Secondo papà Paolo proprio la grande fama raggiunta dal figlio campione e gli interessi che ruotavano attorno, sono stati l’elemento scatenante di tanti nemici contro Pantani: “Marco con le sue vittorie e i tifosi che lo seguivano sempre, era anche al centro degli interessi economici. Il giro delle scommesse sul calcio e la Formula Uno era sensibilmente diminuito, si parlava di 1,2 miliardi di lire in meno nel calcio e 800 milioni di lire in meno nella Formula Uno, mentre tanti scommettevano sul ciclismo e su Pantani. Persino la criminalità organizzata ci stava rimettendo con le vittorie di Marco, così nel 1999 lo hanno fatto fuori scambiando le provette all’antidoping e nessuno si è mosso per difenderlo da questa immensa ingiustizia”.
Fra le persone che non hanno aiutato Marco Pantani in quei giorni successivi al complotto del 5 giugno 1999 a Madonna di Campiglio, secondo il padre del campione ci sono coloro che dovevano invece sostenerlo: “L’ematocrito alto significa un’alta concentrazione di cellule del sangue, ma se come è stato detto, le provette del sangue di Marco sono state tenute sulle bocchette del riscaldamento dell’auto che le trasportava, è normale che il test sia venuto alterato. A conferma è l’esame fatto subito dopo da Marco in un laboratorio analisi riconosciuto dalla Federazione ciclistica, dove tutti i valori risultavano regolari. Non si comprende perché nessuno del mondo del ciclismo sia intervenuto quel giorno per tutelare un campione che era stato chiaramente raggirato e distrutto per interessi economici”.

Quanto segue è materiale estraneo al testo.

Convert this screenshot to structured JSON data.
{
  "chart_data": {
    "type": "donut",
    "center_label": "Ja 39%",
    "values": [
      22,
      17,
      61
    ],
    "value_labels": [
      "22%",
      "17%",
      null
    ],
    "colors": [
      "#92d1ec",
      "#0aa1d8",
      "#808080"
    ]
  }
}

Paolo Pantani non ha pace, ma vuole ricordare il figlio per i suoi valori: “Marco l’hanno ucciso due volte, a Madonna di Campiglio nel 1999 e a Rimini nel 2004. È stato un grande campione e soprattutto è stato un grande uomo e una persona onesta e buona. Il dispiacere più grande è che avrebbe potuto vincere ancora tanto ed essere oggi qui con noi”.